Dr. Jin and his colleagues assert that the collection and visualization of data sets from multiple independent research groups will comprise a robust treasure trove, driving a deeper understanding of the regulatory process. For instance, many studies on the OCT4 regulatory have shown that it is the key to maintaining pluripotency and self-renewal of human stem cells, germ cells, and tumor cells. Moreover, it has many targets in common with SRY, an important masculinizing gene on the Y chromosome. In the future, these genes may constitute important targets for drug development.
“For example, we have used our ChIPModules approach to identify transcriptional regulatory modules, one of which was validated by using ChIP-on-chip with arrays containing about 14,000 human promoters,” Dr. Jin notes.

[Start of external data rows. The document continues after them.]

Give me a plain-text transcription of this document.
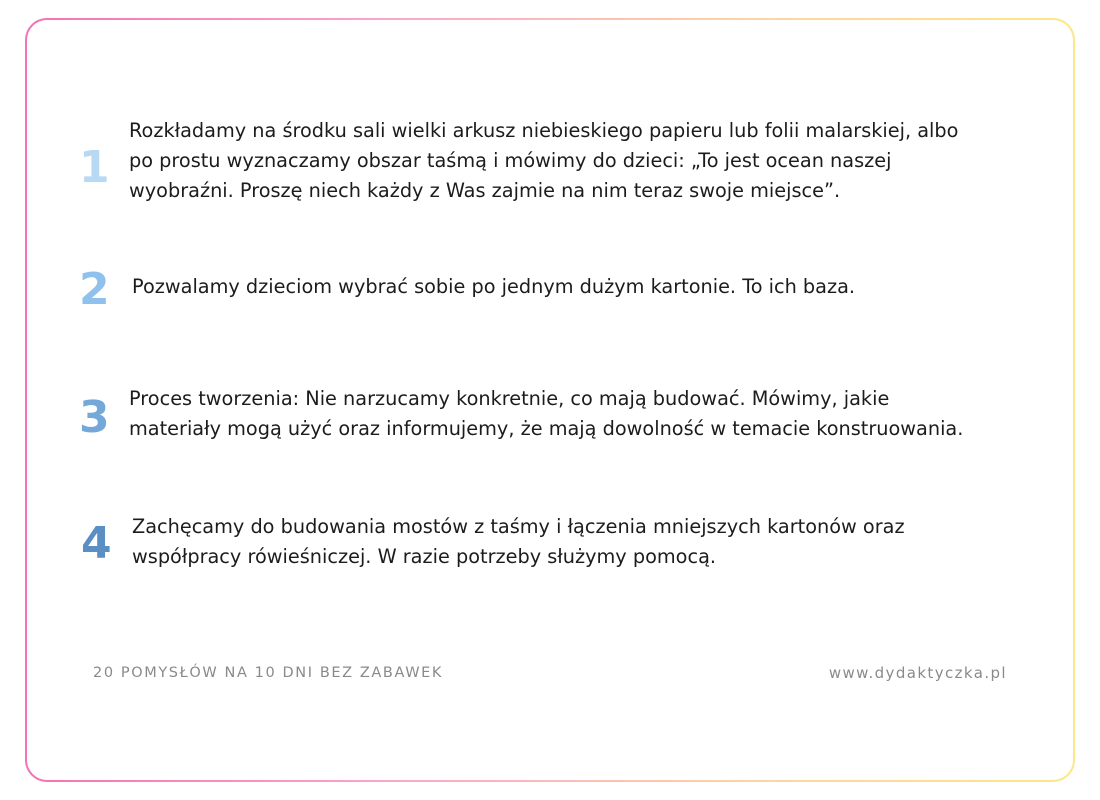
1

Rozkładamy na środku sali wielki arkusz niebieskiego papieru lub folii malarskiej, albo po prostu wyznaczamy obszar taśmą i mówimy do dzieci: „To jest ocean naszej wyobraźni. Proszę niech każdy z Was zajmie na nim teraz swoje miejsce”.

2 Pozwalamy dzieciom wybrać sobie po jednym dużym kartonie. To ich baza.

3 Proces tworzenia: Nie narzucamy konkretnie, co mają budować. Mówimy, jakie materiały mogą użyć oraz informujemy, że mają dowolność w temacie konstruowania.

4 Zachęcamy do budowania mostów z taśmy i łączenia mniejszych kartonów oraz współpracy rówieśniczej. W razie potrzeby służymy pomocą.

20 POMYSŁÓW NA 10 DNI BEZ ZABAWEK	www.dydaktyczka.pl
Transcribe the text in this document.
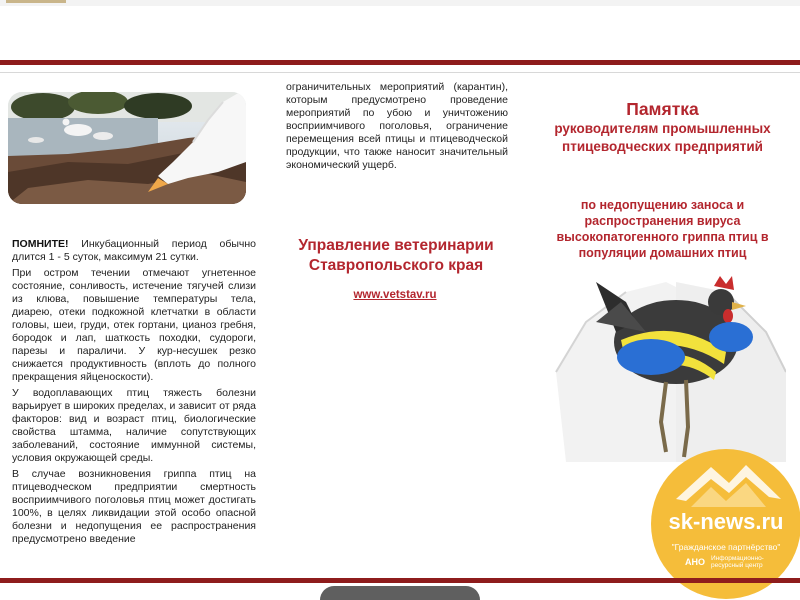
ПОМНИТЕ! Инкубационный период обычно длится 1 - 5 суток, максимум 21 сутки.

При остром течении отмечают угнетенное состояние, сонливость, истечение тягучей слизи из клюва, повышение температуры тела, диарею, отеки подкожной клетчатки в области головы, шеи, груди, отек гортани, цианоз гребня, бородок и лап, шаткость походки, судороги, парезы и параличи. У кур-несушек резко снижается продуктивность (вплоть до полного прекращения яйценоскости).

У водоплавающих птиц тяжесть болезни варьирует в широких пределах, и зависит от ряда факторов: вид и возраст птиц, биологические свойства штамма, наличие сопутствующих заболеваний, состояние иммунной системы, условия окружающей среды.

В случае возникновения гриппа птиц на птицеводческом предприятии смертность восприимчивого поголовья птиц может достигать 100%, в целях ликвидации этой особо опасной болезни и недопущения ее распространения предусмотрено введение

ограничительных мероприятий (карантин), которым предусмотрено проведение мероприятий по убою и уничтожению восприимчивого поголовья, ограничение перемещения всей птицы и птицеводческой продукции, что также наносит значительный экономический ущерб.

Управление ветеринарии Ставропольского края
www.vetstav.ru
Памятка
руководителям промышленных птицеводческих предприятий
по недопущению заноса и распространения вируса высокопатогенного гриппа птиц в популяции домашних птиц
sk-news.ru
"Гражданское партнёрство"
АНО Информационно-ресурсный центр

Epigenetic Control of Genes
Foxa2 transcription factor is a well-known regulator of bile homeostasis in the liver and an important regulator of gluconeogenesis in this organ. Klaus Kaestner, Ph.D., professor of genetics at the University of Pennsylvania School of Medicine, and his collaborators have demonstrated these important facts using ChIP-on-chip analysis and cell-type-specific gene-ablation studies. According to Dr. Kaestner, earlier studies focused on individual binding and potential interaction between known hepatic regulators but did not use computational tools to identify additional transcriptional factors.
“We start with liver tissues in which we crosslink the transcriptional regulators to the chromatin DNA and employ a specific antibody against the transcription factor of interest to precipitate the bound DNA sequences,” Dr. Kaestner explains. “We then hybridize the purified DNA to a microarray that contains 35,000 mouse promoters and enhancers.”

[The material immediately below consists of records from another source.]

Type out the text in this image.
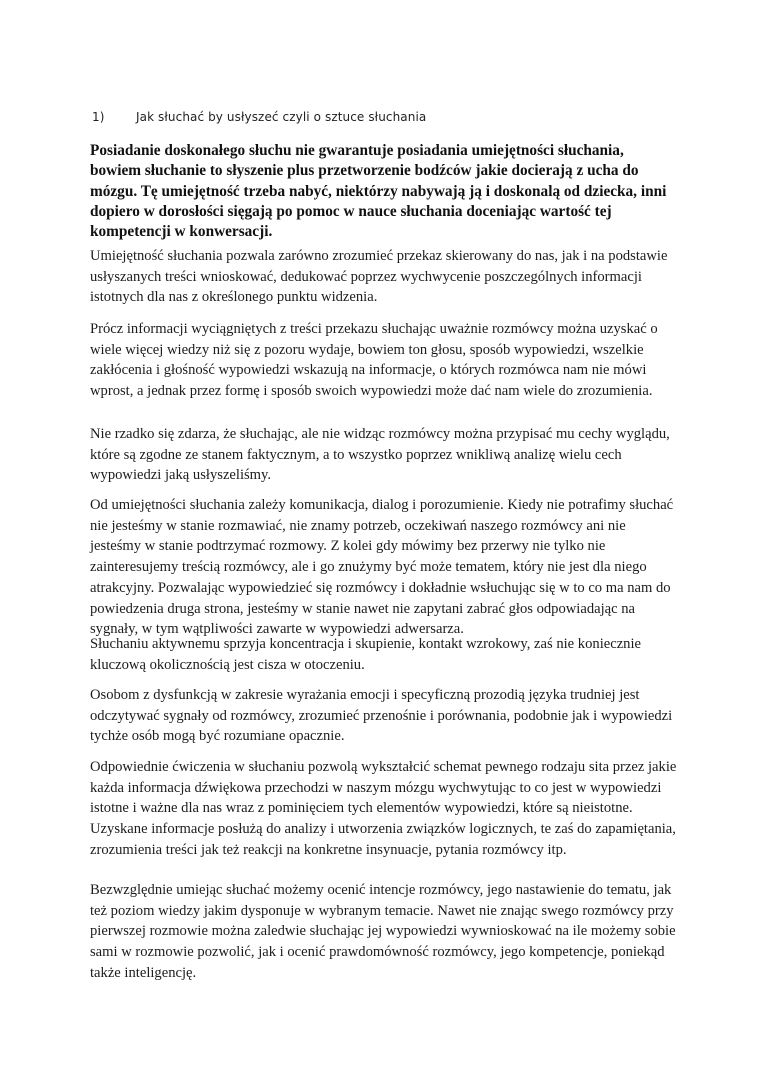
1)	Jak słuchać by usłyszeć czyli o sztuce słuchania
Posiadanie doskonałego słuchu nie gwarantuje posiadania umiejętności słuchania, bowiem słuchanie to słyszenie plus przetworzenie bodźców jakie docierają z ucha do mózgu. Tę umiejętność trzeba nabyć, niektórzy nabywają ją i doskonalą od dziecka, inni dopiero w dorosłości sięgają po pomoc w nauce słuchania doceniając wartość tej kompetencji w konwersacji.
Umiejętność słuchania pozwala zarówno zrozumieć przekaz skierowany do nas, jak i na podstawie usłyszanych treści wnioskować, dedukować poprzez wychwycenie poszczególnych informacji istotnych dla nas z określonego punktu widzenia.
Prócz informacji wyciągniętych z treści przekazu słuchając uważnie rozmówcy można uzyskać o wiele więcej wiedzy niż się z pozoru wydaje, bowiem ton głosu, sposób wypowiedzi, wszelkie zakłócenia i głośność wypowiedzi wskazują na informacje, o których rozmówca nam nie mówi wprost, a jednak przez formę i sposób swoich wypowiedzi może dać nam wiele do zrozumienia.
Nie rzadko się zdarza, że słuchając, ale nie widząc rozmówcy można przypisać mu cechy wyglądu, które są zgodne ze stanem faktycznym, a to wszystko poprzez wnikliwą analizę wielu cech wypowiedzi jaką usłyszeliśmy.
Od umiejętności słuchania zależy komunikacja, dialog i porozumienie. Kiedy nie potrafimy słuchać nie jesteśmy w stanie rozmawiać, nie znamy potrzeb, oczekiwań naszego rozmówcy ani nie jesteśmy w stanie podtrzymać rozmowy. Z kolei gdy mówimy bez przerwy nie tylko nie zainteresujemy treścią rozmówcy, ale i go znużymy być może tematem, który nie jest dla niego atrakcyjny. Pozwalając wypowiedzieć się rozmówcy i dokładnie wsłuchując się w to co ma nam do powiedzenia druga strona, jesteśmy w stanie nawet nie zapytani zabrać głos odpowiadając na sygnały, w tym wątpliwości zawarte w wypowiedzi adwersarza.
Słuchaniu aktywnemu sprzyja koncentracja i skupienie, kontakt wzrokowy, zaś nie koniecznie kluczową okolicznością jest cisza w otoczeniu.
Osobom z dysfunkcją w zakresie wyrażania emocji i specyficzną prozodią języka trudniej jest odczytywać sygnały od rozmówcy, zrozumieć przenośnie i porównania, podobnie jak i wypowiedzi tychże osób mogą być rozumiane opacznie.
Odpowiednie ćwiczenia w słuchaniu pozwolą wykształcić schemat pewnego rodzaju sita przez jakie każda informacja dźwiękowa przechodzi w naszym mózgu wychwytując to co jest w wypowiedzi istotne i ważne dla nas wraz z pominięciem tych elementów wypowiedzi, które są nieistotne. Uzyskane informacje posłużą do analizy i utworzenia związków logicznych, te zaś do zapamiętania, zrozumienia treści jak też reakcji na konkretne insynuacje, pytania rozmówcy itp.
Bezwzględnie umiejąc słuchać możemy ocenić intencje rozmówcy, jego nastawienie do tematu, jak też poziom wiedzy jakim dysponuje w wybranym temacie. Nawet nie znając swego rozmówcy przy pierwszej rozmowie można zaledwie słuchając jej wypowiedzi wywnioskować na ile możemy sobie sami w rozmowie pozwolić, jak i ocenić prawdomówność rozmówcy, jego kompetencje, poniekąd także inteligencję.
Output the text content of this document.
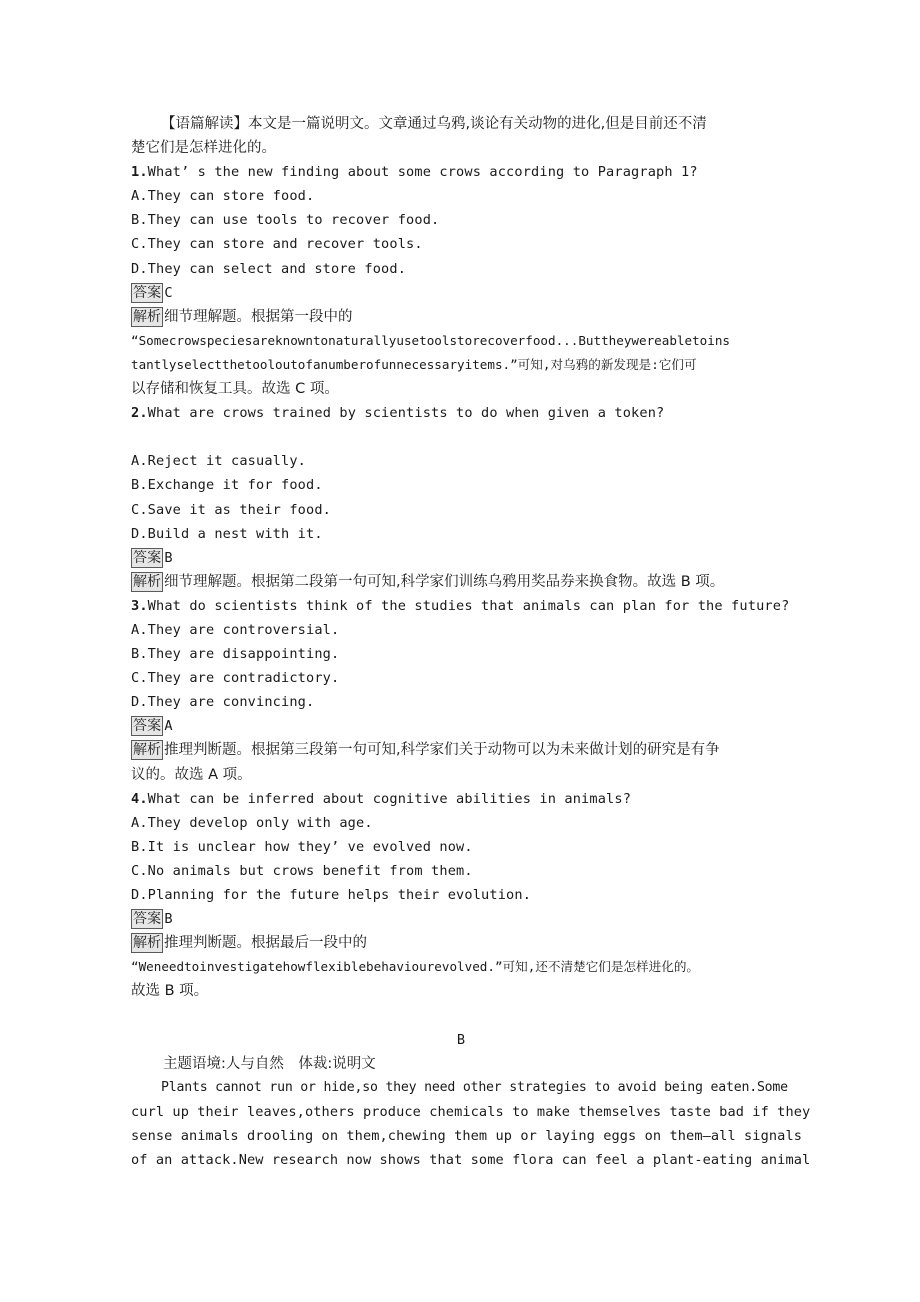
【语篇解读】本文是一篇说明文。文章通过乌鸦,谈论有关动物的进化,但是目前还不清
楚它们是怎样进化的。
1.What’ s the new finding about some crows according to Paragraph 1?
A.They can store food.
B.They can use tools to recover food.
C.They can store and recover tools.
D.They can select and store food.
答案 C
解析 细节理解题。根据第一段中的
“Somecrowspeciesareknowntonaturallyusetoolstorecoverfood...Buttheywereabletoins
tantlyselectthetooloutofanumberofunnecessaryitems.”可知,对乌鸦的新发现是:它们可
以存储和恢复工具。故选 C 项。
2.What are crows trained by scientists to do when given a token?
A.Reject it casually.
B.Exchange it for food.
C.Save it as their food.
D.Build a nest with it.
答案 B
解析 细节理解题。根据第二段第一句可知,科学家们训练乌鸦用奖品券来换食物。故选 B 项。
3.What do scientists think of the studies that animals can plan for the future?
A.They are controversial.
B.They are disappointing.
C.They are contradictory.
D.They are convincing.
答案 A
解析 推理判断题。根据第三段第一句可知,科学家们关于动物可以为未来做计划的研究是有争
议的。故选 A 项。
4.What can be inferred about cognitive abilities in animals?
A.They develop only with age.
B.It is unclear how they’ ve evolved now.
C.No animals but crows benefit from them.
D.Planning for the future helps their evolution.
答案 B
解析 推理判断题。根据最后一段中的
“Weneedtoinvestigatehowflexiblebehaviourevolved.”可知,还不清楚它们是怎样进化的。
故选 B 项。
B
主题语境:人与自然　体裁:说明文
Plants cannot run or hide,so they need other strategies to avoid being eaten.Some
curl up their leaves,others produce chemicals to make themselves taste bad if they
sense animals drooling on them,chewing them up or laying eggs on them—all signals
of an attack.New research now shows that some flora can feel a plant-eating animal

With the aid of cell-type-specific gene ablation, Dr. Kaestner’s team has shown that Foxa2 regulates whole families of genes involved in hepatic bile homeostasis. Previously, studies using models in which the gene was overexpressed yielded conflicting results.
Dr. Kaestner’s studies demonstrate the power of ChIP-on-chip technology including its high resolution and ability to provide extremely specific information regarding the properties of the regulatory genes and their surrounding cis-active companions. As these studies move forward, they are providing a more detailed picture of differential gene expression and also the liver’s response to environmental toxins. A striking observation made by Dr. Kaestner and his coworkers concerns the ability of Foxa2 to bind to DNA even when the consensus sequence is not a strong match. Genes containing a cis-regulatory module with a weak consensus site are much more liver specific than those genes with a strong consensus site.

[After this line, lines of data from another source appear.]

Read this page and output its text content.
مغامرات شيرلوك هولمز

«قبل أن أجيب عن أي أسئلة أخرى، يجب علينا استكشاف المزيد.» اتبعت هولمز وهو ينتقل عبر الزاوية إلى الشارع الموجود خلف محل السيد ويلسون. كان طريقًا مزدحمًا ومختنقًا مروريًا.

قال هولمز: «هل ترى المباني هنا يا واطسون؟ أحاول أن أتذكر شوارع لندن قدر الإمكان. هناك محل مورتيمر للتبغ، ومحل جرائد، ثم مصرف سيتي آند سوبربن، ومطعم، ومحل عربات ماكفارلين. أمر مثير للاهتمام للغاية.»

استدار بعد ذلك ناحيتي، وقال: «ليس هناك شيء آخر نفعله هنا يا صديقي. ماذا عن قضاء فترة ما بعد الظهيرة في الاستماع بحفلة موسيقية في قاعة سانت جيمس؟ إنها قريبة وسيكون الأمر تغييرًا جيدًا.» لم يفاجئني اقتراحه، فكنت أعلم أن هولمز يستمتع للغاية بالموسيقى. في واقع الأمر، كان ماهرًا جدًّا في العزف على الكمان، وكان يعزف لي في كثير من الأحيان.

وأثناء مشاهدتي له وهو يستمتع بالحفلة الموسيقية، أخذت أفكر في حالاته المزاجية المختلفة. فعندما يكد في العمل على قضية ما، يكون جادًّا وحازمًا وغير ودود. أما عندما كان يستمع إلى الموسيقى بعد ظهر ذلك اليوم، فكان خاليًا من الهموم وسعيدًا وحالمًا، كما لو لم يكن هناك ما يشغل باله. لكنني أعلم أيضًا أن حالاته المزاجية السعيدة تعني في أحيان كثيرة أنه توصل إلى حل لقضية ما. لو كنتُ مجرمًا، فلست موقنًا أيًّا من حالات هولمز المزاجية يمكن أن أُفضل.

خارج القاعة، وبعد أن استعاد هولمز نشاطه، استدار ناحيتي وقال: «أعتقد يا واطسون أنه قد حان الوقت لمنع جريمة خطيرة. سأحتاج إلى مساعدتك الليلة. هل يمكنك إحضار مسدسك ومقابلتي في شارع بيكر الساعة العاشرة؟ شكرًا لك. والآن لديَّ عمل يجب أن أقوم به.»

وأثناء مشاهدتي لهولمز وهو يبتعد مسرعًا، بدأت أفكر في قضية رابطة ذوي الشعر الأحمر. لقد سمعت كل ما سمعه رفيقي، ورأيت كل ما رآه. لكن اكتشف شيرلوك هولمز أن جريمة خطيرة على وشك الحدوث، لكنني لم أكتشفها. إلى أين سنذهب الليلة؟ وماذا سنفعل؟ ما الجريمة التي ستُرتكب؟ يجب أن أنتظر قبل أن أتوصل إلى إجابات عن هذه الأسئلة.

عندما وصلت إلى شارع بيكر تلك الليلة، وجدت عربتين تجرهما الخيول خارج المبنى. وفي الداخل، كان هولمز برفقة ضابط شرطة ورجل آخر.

“Examining the chromatin of pancreatic islets isolated from normal or diabetic pancreases allows side-by-side comparisons of histone modifications with the eventual aim of determining how lifestyle changes predispose the individual to type 2 diabetes,” Dr. Kaestney adds.
This technology represents an improvement on the early fishing expeditions of the genome and proteome for the exploration of potential therapeutic targets. Its sensitivity, specificity, and ability to uncover previously unknown regulatory networks suggest that within the near future specific models for drug development will come to light.
On the other hand, one needs to be realistic concerning the time frames and the difficulty of applying new technologies to a process that becomes ever more challenging. The draconian elimination process for new drugs and the long road through the pipeline will continue to be a constant challenge for biotech and pharma companies as they attempt to apply this platform.